Немногие туристы раннего сезона, затесавшиеся среди оставшихся анзаков, цепляются в этот ветреный день за шляпы, а внизу, на пляже, бродят дети с порозовевшими от холода руками и ногами. Пара старомодных купальных машин стоят пустые у кромки воды. Знак «Скоро вернусь» прислонен к полосатой палатке с кукольным шоу о Панче и Джуди.
На дальней оконечности набережной терраса с гостевыми домами из красного кирпича примыкает к городской гавани. Над крышами видны корабельные мачты, будто ряд распятий. У двери предпоследнего здания стоит деревянная доска, сообщающая, что это обиталище «МАДАМ КАМИЛЛЫ, ТАИНСТВЕННОЙ ЯСНОВИДЯЩЕЙ советницы КОРОЛЕЙ И КОРОЛЕВ, ГАДАЛКИ – ОНА ВИДИТ ВСЕ! ОНА ЗНАЕТ ВСЕ!» Ниже мелом изображен один глаз.

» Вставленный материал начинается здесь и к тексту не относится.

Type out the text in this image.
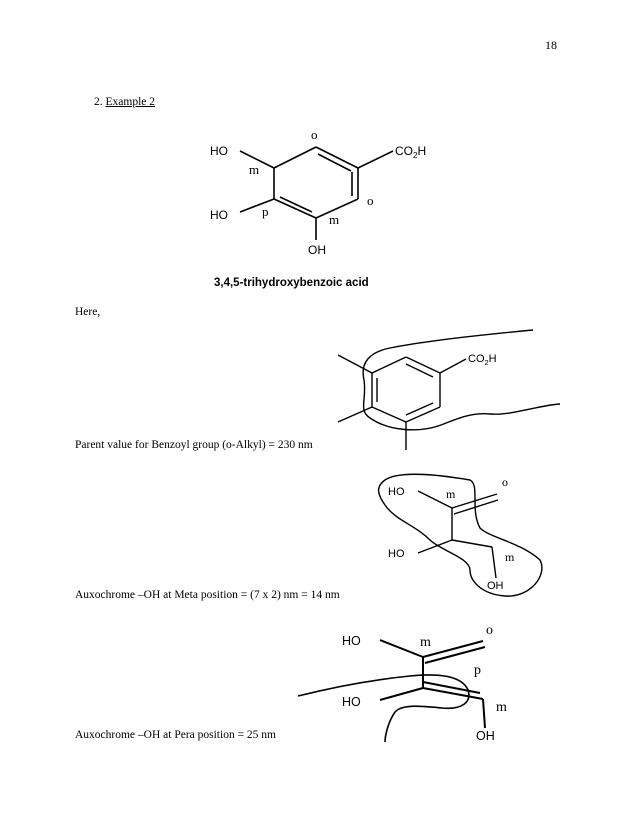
18
2. Example 2
HO
HO
OH
$CO_2H$
o
o
m
m
p
3,4,5-trihydroxybenzoic acid
Here,
$CO_2H$
Parent value for Benzoyl group (o-Alkyl) = 230 nm
HO
HO
OH
m
o
m
Auxochrome –OH at Meta position = (7 x 2) nm = 14 nm
HO
HO
OH
m
o
p
m
Auxochrome –OH at Pera position = 25 nm
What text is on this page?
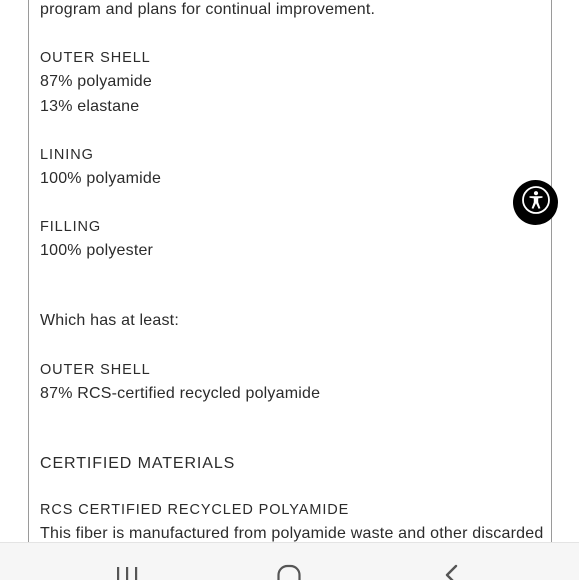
program and plans for continual improvement.
OUTER SHELL
87% polyamide
13% elastane
LINING
100% polyamide
FILLING
100% polyester
Which has at least:
OUTER SHELL
87% RCS-certified recycled polyamide
CERTIFIED MATERIALS
RCS CERTIFIED RECYCLED POLYAMIDE
This fiber is manufactured from polyamide waste and other discarded
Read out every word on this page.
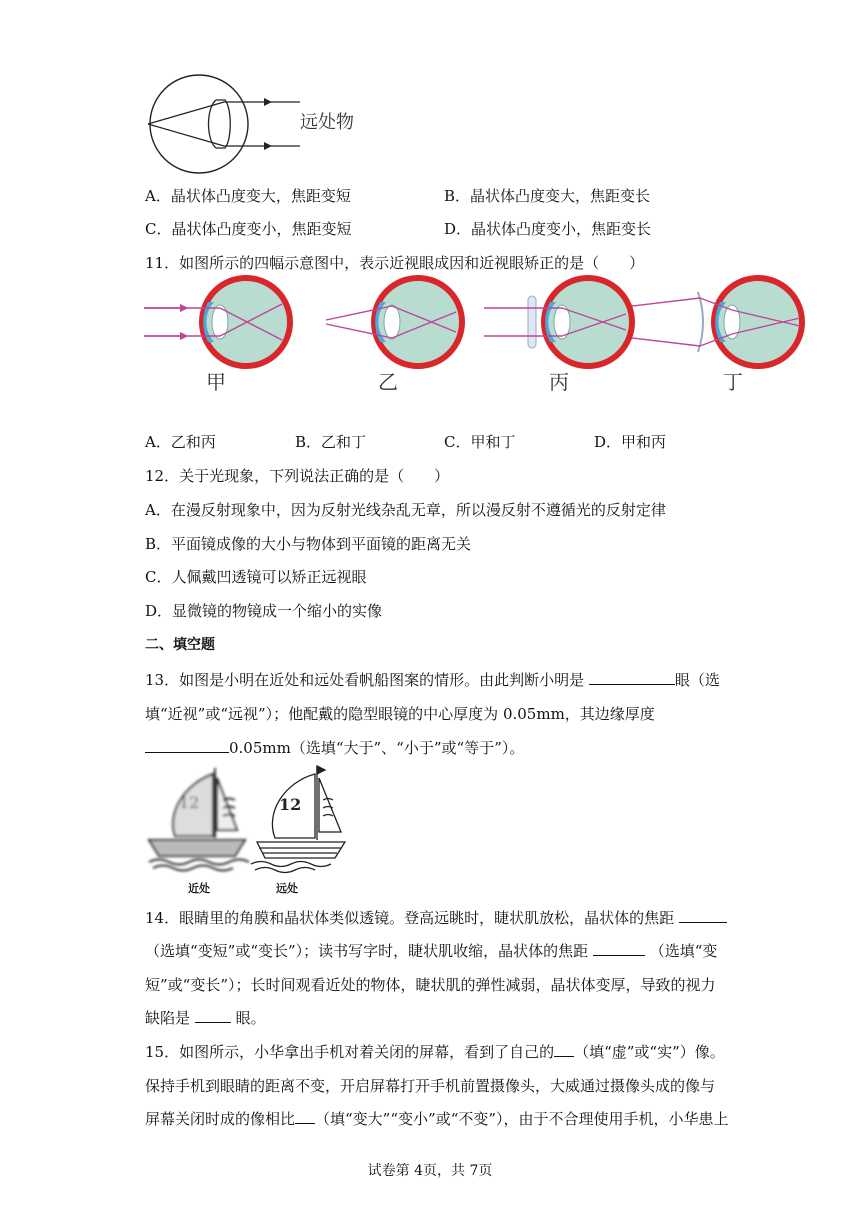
远处物
A．晶状体凸度变大，焦距变短	B．晶状体凸度变大，焦距变长
C．晶状体凸度变小，焦距变短	D．晶状体凸度变小，焦距变长
11．如图所示的四幅示意图中，表示近视眼成因和近视眼矫正的是（　　）
甲	乙	丙	丁
A．乙和丙	B．乙和丁	C．甲和丁	D．甲和丙
12．关于光现象，下列说法正确的是（　　）
A．在漫反射现象中，因为反射光线杂乱无章，所以漫反射不遵循光的反射定律
B．平面镜成像的大小与物体到平面镜的距离无关
C．人佩戴凹透镜可以矫正远视眼
D．显微镜的物镜成一个缩小的实像
二、填空题
13．如图是小明在近处和远处看帆船图案的情形。由此判断小明是	眼（选
填“近视”或“远视”）；他配戴的隐型眼镜的中心厚度为 0.05mm，其边缘厚度
0.05mm（选填“大于”、“小于”或“等于”）。
12	12
近处	远处
14．眼睛里的角膜和晶状体类似透镜。登高远眺时，睫状肌放松，晶状体的焦距
（选填“变短”或“变长”）；读书写字时，睫状肌收缩，晶状体的焦距	（选填“变
短”或“变长”）；长时间观看近处的物体，睫状肌的弹性减弱，晶状体变厚，导致的视力
缺陷是	眼。
15．如图所示，小华拿出手机对着关闭的屏幕，看到了自己的 （填“虚”或“实”）像。
保持手机到眼睛的距离不变，开启屏幕打开手机前置摄像头，大威通过摄像头成的像与
屏幕关闭时成的像相比 （填“变大”“变小”或“不变”），由于不合理使用手机，小华患上
试卷第 4页，共 7页
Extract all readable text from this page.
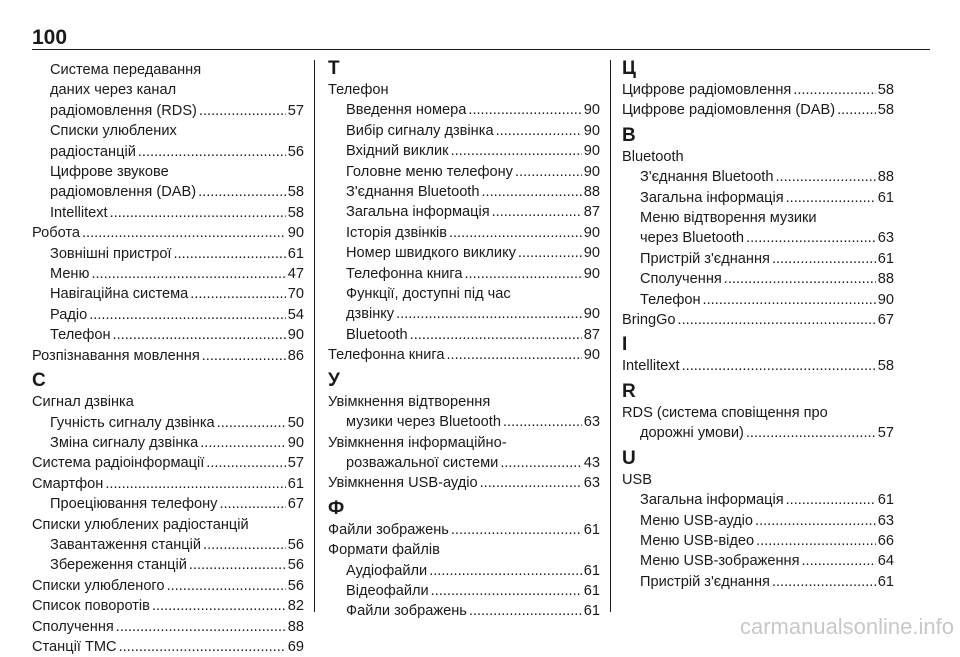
100
Система передавання
даних через канал
радіомовлення (RDS) .....	57
Списки улюблених
радіостанцій .....	56
Цифрове звукове
радіомовлення (DAB) .....	58
Intellitext .....	58
Робота .....	90
Зовнішні пристрої .....	61
Меню .....	47
Навігаційна система .....	70
Радіо .....	54
Телефон .....	90
Розпізнавання мовлення .....	86
С
Сигнал дзвінка
Гучність сигналу дзвінка .....	50
Зміна сигналу дзвінка .....	90
Система радіоінформації .....	57
Смартфон .....	61
Проеціювання телефону .....	67
Списки улюблених радіостанцій
Завантаження станцій .....	56
Збереження станцій .....	56
Списки улюбленого .....	56
Список поворотів .....	82
Сполучення .....	88
Станції TMC .....	69
Т
Телефон
Введення номера .....	90
Вибір сигналу дзвінка .....	90
Вхідний виклик .....	90
Головне меню телефону .....	90
З'єднання Bluetooth .....	88
Загальна інформація .....	87
Історія дзвінків .....	90
Номер швидкого виклику .....	90
Телефонна книга .....	90
Функції, доступні під час
дзвінку .....	90
Bluetooth .....	87
Телефонна книга .....	90
У
Увімкнення відтворення
музики через Bluetooth .....	63
Увімкнення інформаційно-
розважальної системи .....	43
Увімкнення USB-аудіо .....	63
Ф
Файли зображень .....	61
Формати файлів
Аудіофайли .....	61
Відеофайли .....	61
Файли зображень .....	61
Ц
Цифрове радіомовлення .....	58
Цифрове радіомовлення (DAB) .....	58
B
Bluetooth
З'єднання Bluetooth .....	88
Загальна інформація .....	61
Меню відтворення музики
через Bluetooth .....	63
Пристрій з'єднання .....	61
Сполучення .....	88
Телефон .....	90
BringGo .....	67
I
Intellitext .....	58
R
RDS (система сповіщення про
дорожні умови) .....	57
U
USB
Загальна інформація .....	61
Меню USB-аудіо .....	63
Меню USB-відео .....	66
Меню USB-зображення .....	64
Пристрій з'єднання .....	61
carmanualsonline.info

Отряхивая бороду от песка, Джаспер стучит в дверь. Юный мальчик впускает его и указывает на темную лестницу. У мадам Камиллы узкая комната на первом этаже. Что-то красное и газовое накрывает обычную лампу, укутывая помещение красноватым, потусторонним сиянием. Мадам Камилла, возложив ладони на стеклянный шар, сидит за обитым сукном карточным столом у окна, выходящего на гавань. Джаспер предполагает, что это, должно быть, хрустальный шар, но с таким же успехом это может быть и выловленный из гавани корабельный буй.
Он садится напротив нее и кладет три монеты на стол. Взгляд мадам Камиллы прыгает к нему – быстро, как язык у ящерицы. У нее узкое лицо, неопрятные волосы укрыты шарфом с бахромой.
– Ты пришел за кем-то, кого потерял, – говорит она с незнакомым акцентом. Возможно, ирландский. Или притворно-ирландский.
Джаспер вздрагивает от бесцеремонности ее обращения.
– Да. Моя жена. Моя первая жена, Аннабель. Я услышал от одной из своих служанок, что вы связывались с ее покойным супругом, и…
– Аннабель. Сильная женщина. Сильные не всегда хотят, чтобы с ними связывались. С трудом сами готовы принять это, понимаешь ли. – Мадам Камилла гладит стеклянный шар.
– Понимаю. – Он не уверен в этом.
– У тебя есть вещь, что еще помнит ее прикосновение? Что-то, что она всегда держала при себе?
Я, думает он. Я все еще помню ее прикосновение. Он хмурится, затем лезет в карман, за бухгалтерской книжечкой Аннабель, где каждая страница заполнена мелким санскритом карандашных цифр. Мадам Камилла берет записную книжку, закрывает глаза, глубоко вдыхает через нос. Снаружи колесный пароход медно гудит, отправляясь в море.
– Я слышу голоса, – говорит мадам Камилла.
Джаспер шепчет:
– Она здесь? Могу я поговорить с ней? Я хотел объяснить про Розалинду. Чувство долга вынудило…
– Боевая леди.
– Она сердится на меня?
Мадам Камилла хмурится.
– Она сбита с толку. Все ищет что-то. Она не теряла ничего дорогого ей? Драгоценности? Ключи?
– Ничего не приходит в голову.
– Может быть что-то совершенно неожиданное – незакрытое окно, – это их ужасно беспокоит.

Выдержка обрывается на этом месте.